Et maintenant, La visite

=> La criée

L'entrepôtLe box du mareyeurÉric Taraud, armateur-pêcheur

On commence la visite par l'entrepôt dans lequel les poissons sont déchargés puis stockés dans de grands réfrigérateurs.
La visite se poursuit vers l'un des box loué par le mareyeur qui travaille avec l'AMAP et dans lequel est installée la chaîne de préparation des poissons qui sont conditionnés dans des caisses en polystyrène. L'une des personnes présentes soulève le débat sur le polystyrène. La question est évidemment importante compte tenu du caractère polluant de ce matériau. Néanmoins, Éric Taraud nous rappelle que les normes d'hygiènes de la DDCSPP (Direction Départementale de la Cohésion Sociale et de la Protection des Populations) imposent l'utilisation du polystyrène comme récipient de transport. Des contrôles ont déjà eu lieux sur les camions de l'AMAP poisson en cours de livraison. On ne peut pas se permettre de badiner avec la réglementation !

=> Le bateau

Les filets de pêcheBateau visitéEmbarquement
L'électronique dans le bateauLa cuisine dans le bateauLa douche dans le bateau
Lieu de stockage des poissonsAtelier de préparation des poissonsBateau Gulf Stream

Sur le quai, Eric Taraud nous présente, stockés dans des grands bacs, les filets qui servent à piéger les poissons. Les filets sont cousus sur la corde par les femmes des pêcheurs. Il faut les remplacer tous les ans. On imagine le travail que cela représente! Un bateau embarque 200 filets. Petite précision intéressante, il n'est plus possible de trouver ce matériel en France, les filets viennent d'Indonésie, les cordes du Portugal.
Enfin, nous partons à l'abordage ;-) .  On peut voir sur les photos que l'espace de vie sur un bateau peut paraître étroit. Or 6 à 7 personnes cohabitent sur ce bateau pendant les 10 jours qui correspondent à la durée moyenne d'une sortie en mer. Ensuite les pêcheurs reviennent sur terre pour 3-4 jours avant de repartir. Cela représente environ 250 jours de sortie par an. Chacun est cuisinier à tout de rôle. Par contre le mécanicien est unique.
Le joli bateau jaune citron de notre AMAP s'appelle Gulf stream. Il est plus petit que celui que nous avons visité et accueille un équipage de 3-4 personnes pour des sorties sur la journée.
Les sorties sont programmées en dehors des périodes de grandes marées car celles-ci malmènent les filets et rendent la pêche difficile.

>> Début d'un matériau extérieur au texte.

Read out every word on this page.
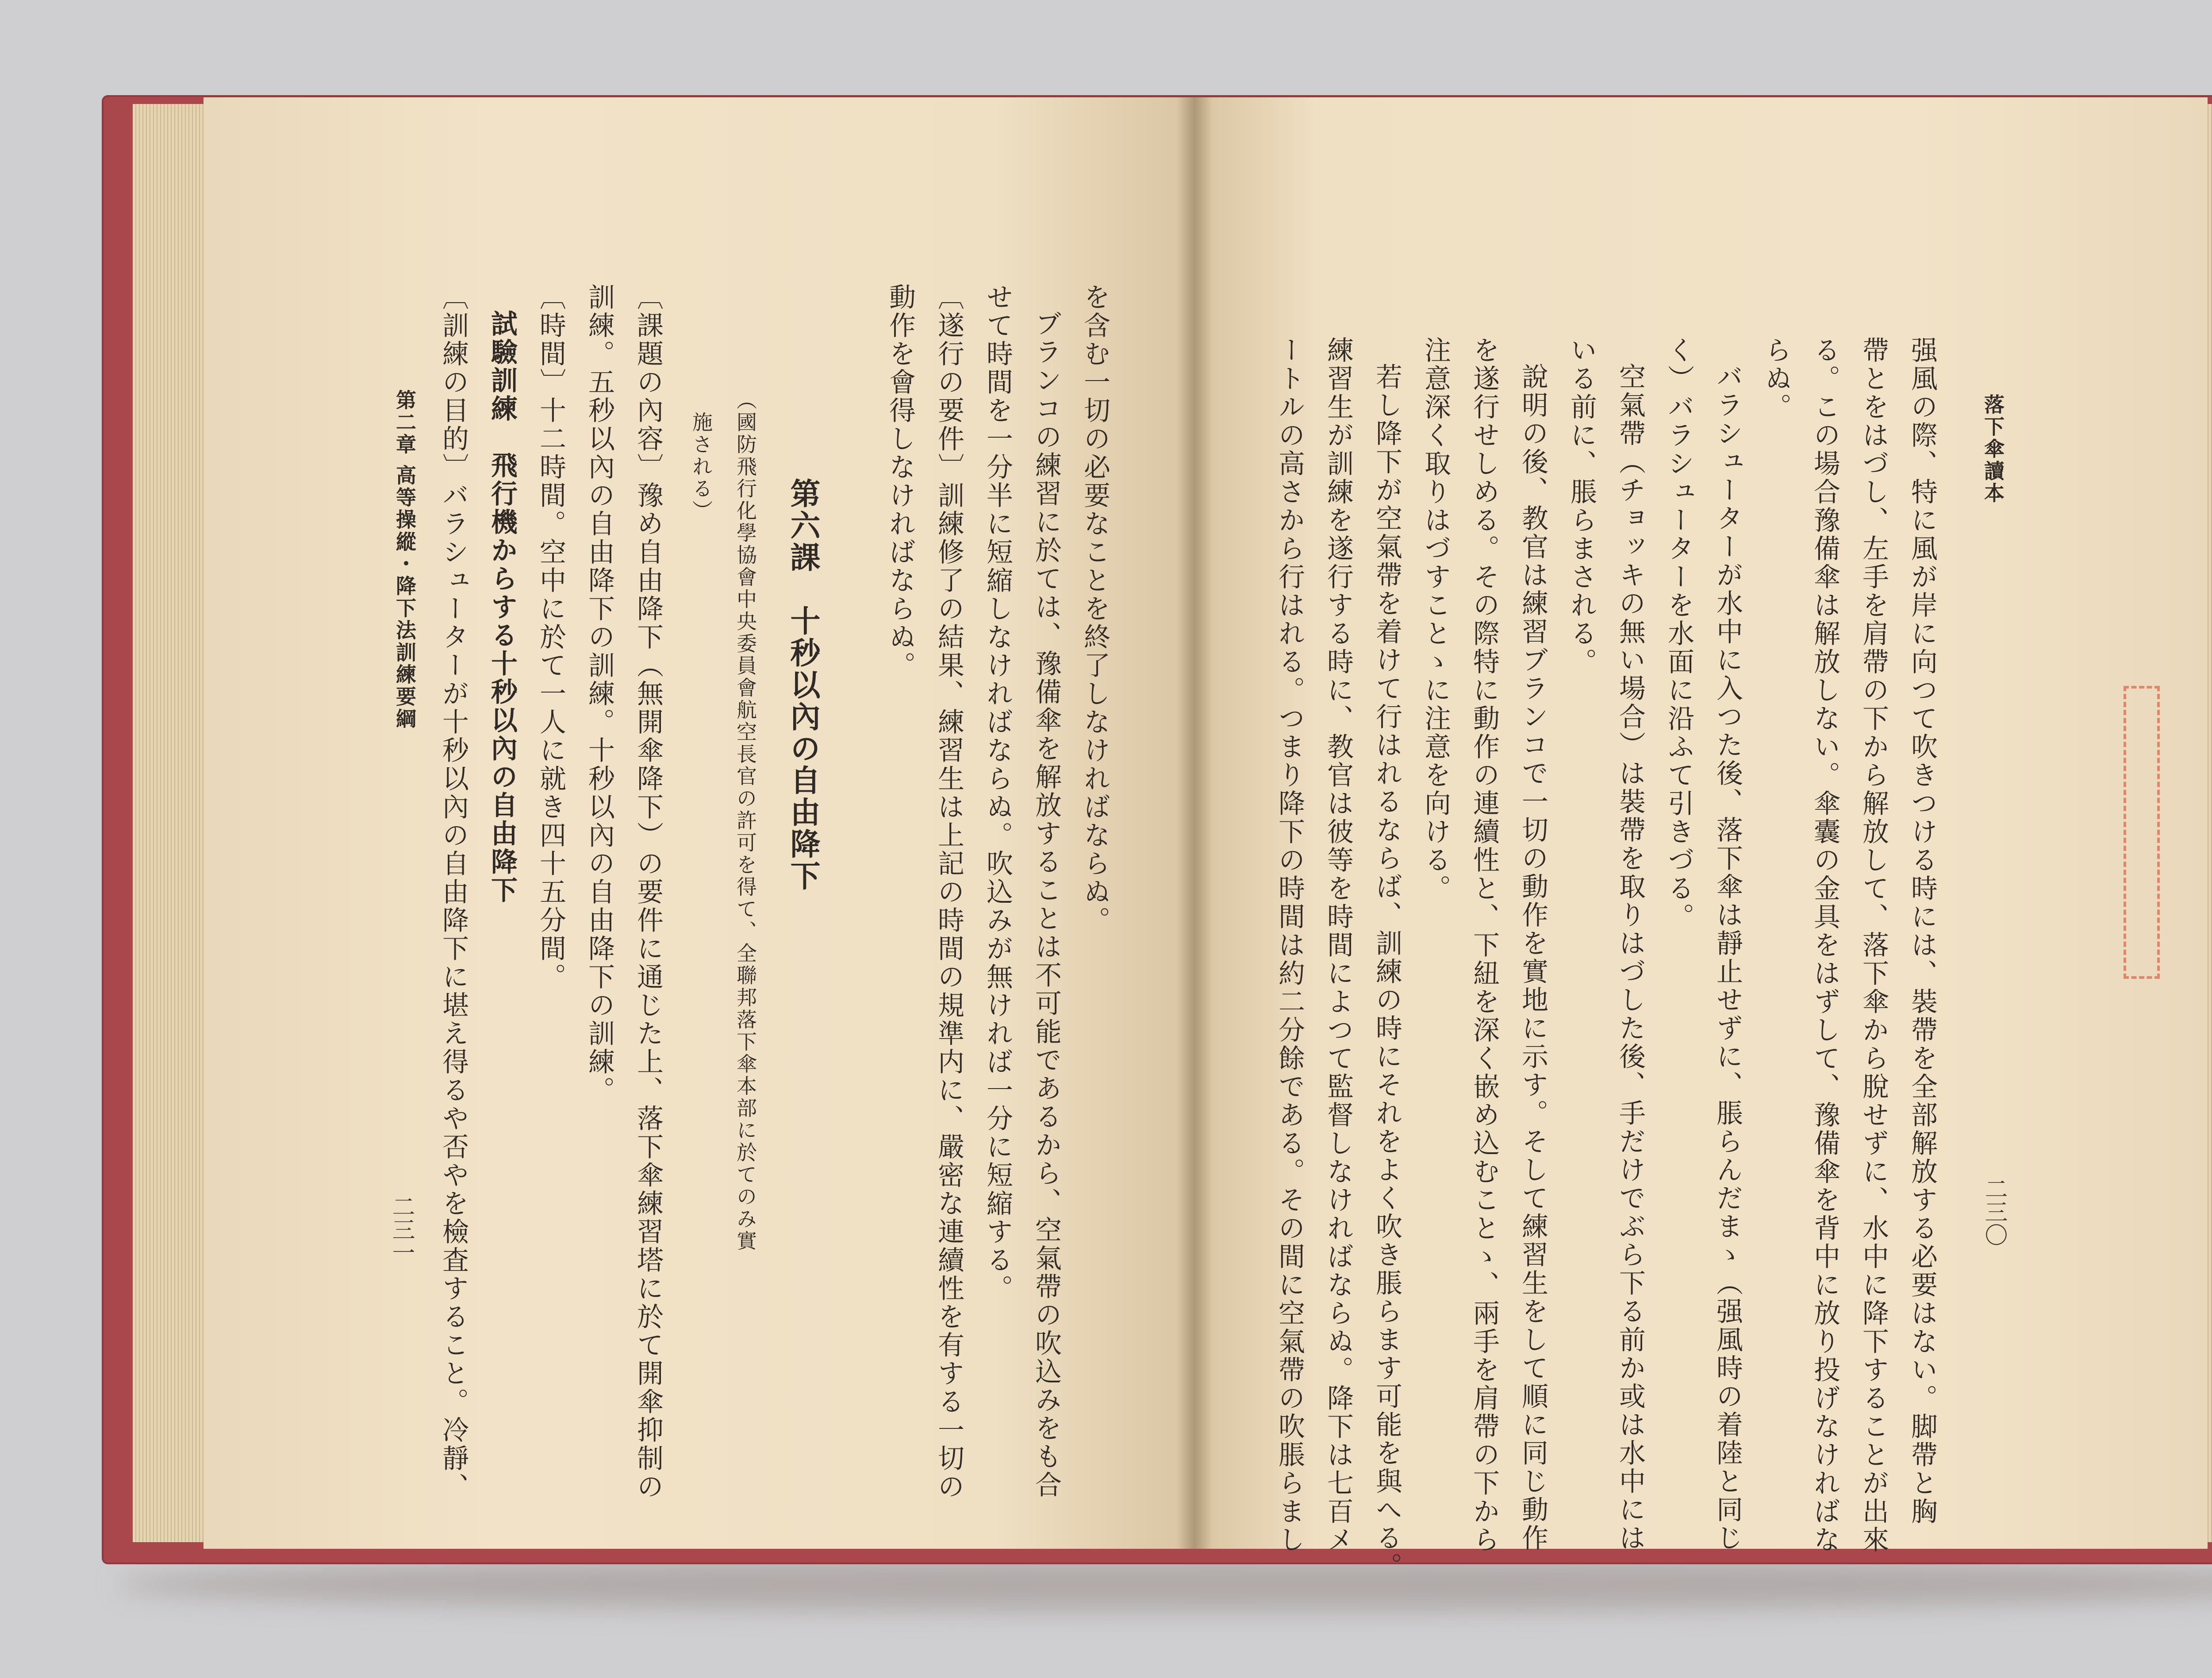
落下傘讀本
二三〇
强風の際、特に風が岸に向つて吹きつける時には、裝帶を全部解放する必要はない。脚帶と胸
帶とをはづし、左手を肩帶の下から解放して、落下傘から脫せずに、水中に降下することが出來
る。この場合豫備傘は解放しない。傘囊の金具をはずして、豫備傘を背中に放り投げなければな
らぬ。
バラシューターが水中に入つた後、落下傘は靜止せずに、脹らんだまゝ（强風時の着陸と同じ
く）バラシューターを水面に沿ふて引きづる。
空氣帶（チョッキの無い場合）は裝帶を取りはづした後、手だけでぶら下る前か或は水中には
いる前に、脹らまされる。
說明の後、教官は練習ブランコで一切の動作を實地に示す。そして練習生をして順に同じ動作
を遂行せしめる。その際特に動作の連續性と、下紐を深く嵌め込むことゝ、兩手を肩帶の下から
注意深く取りはづすことゝに注意を向ける。
若し降下が空氣帶を着けて行はれるならば、訓練の時にそれをよく吹き脹らます可能を與へる。
練習生が訓練を遂行する時に、教官は彼等を時間によつて監督しなければならぬ。降下は七百メ
ートルの高さから行はれる。つまり降下の時間は約二分餘である。その間に空氣帶の吹脹らまし
を含む一切の必要なことを終了しなければならぬ。
ブランコの練習に於ては、豫備傘を解放することは不可能であるから、空氣帶の吹込みをも合
せて時間を一分半に短縮しなければならぬ。吹込みが無ければ一分に短縮する。
〔遂行の要件〕訓練修了の結果、練習生は上記の時間の規準内に、嚴密な連續性を有する一切の
動作を會得しなければならぬ。
第六課　十秒以內の自由降下
（國防飛行化學協會中央委員會航空長官の許可を得て、全聯邦落下傘本部に於てのみ實
施される）
〔課題の內容〕豫め自由降下（無開傘降下）の要件に通じた上、落下傘練習塔に於て開傘抑制の
訓練。五秒以內の自由降下の訓練。十秒以內の自由降下の訓練。
〔時間〕十二時間。空中に於て一人に就き四十五分間。
試驗訓練　飛行機からする十秒以內の自由降下
〔訓練の目的〕バラシューターが十秒以內の自由降下に堪え得るや否やを檢査すること。冷靜、
第二章 高等操縱・降下法訓練要綱
二三一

Le déroulement d'une session de pêche est le suivant : le soir le bateau jette ses filets au-dessus d'une zone propice pour une bonne récolte. Pourquoi le soir ? Car c'est la nuit que les poissons se déplacent. Ensuite le bateau met l'ancre. La corde de l'ancre fait 400 mètres et doit pouvoir retenir un bateau de 200 tonnes. Au matin, les filets sont levés, les poissons détachés puis éviscérés et lavés avant d'être placés dans la soute. Ils sont alors recouverts de glace fabriquée par une machine à glace. L'opération prend une partie de la journée.
Puis le bateau reprend sa route vers une nouvelle zone de pêche repérée grâce au sondeur de fond marin. Un bateau peut pêcher jusqu'à 15 tonnes de poissons en caisse au cours d'une sortie de 10 jours.
Le bateau de pêche représente un investissement lourd. Il faut compter le prix du bateau mais aussi celui de l'équipement électronique (80 000€), du moteur, de système hydraulique pour le levage des filets et de l'ancre, de la machine à glace et d'autres équipements encore.

=> la petite dégustation

Petite dégustation


La visite s'est achevée dans l'atelier du bateau, rempli d'une trentaine de personnes. On était un peu serré comme des sardines, mais on a vraiment pu discuter de façon privilégiée avec l'équipe de l'AMAP poisson et en profiter pour poser toutes nos questions.
La dégustation, très réussie, contenait évidemment des notes marines avec notamment du thon et du merlu fumés délicieux.

Merci à l'équipe de l'AMAP poisson pour cet accueil très sympathique et instructif et à bientôt.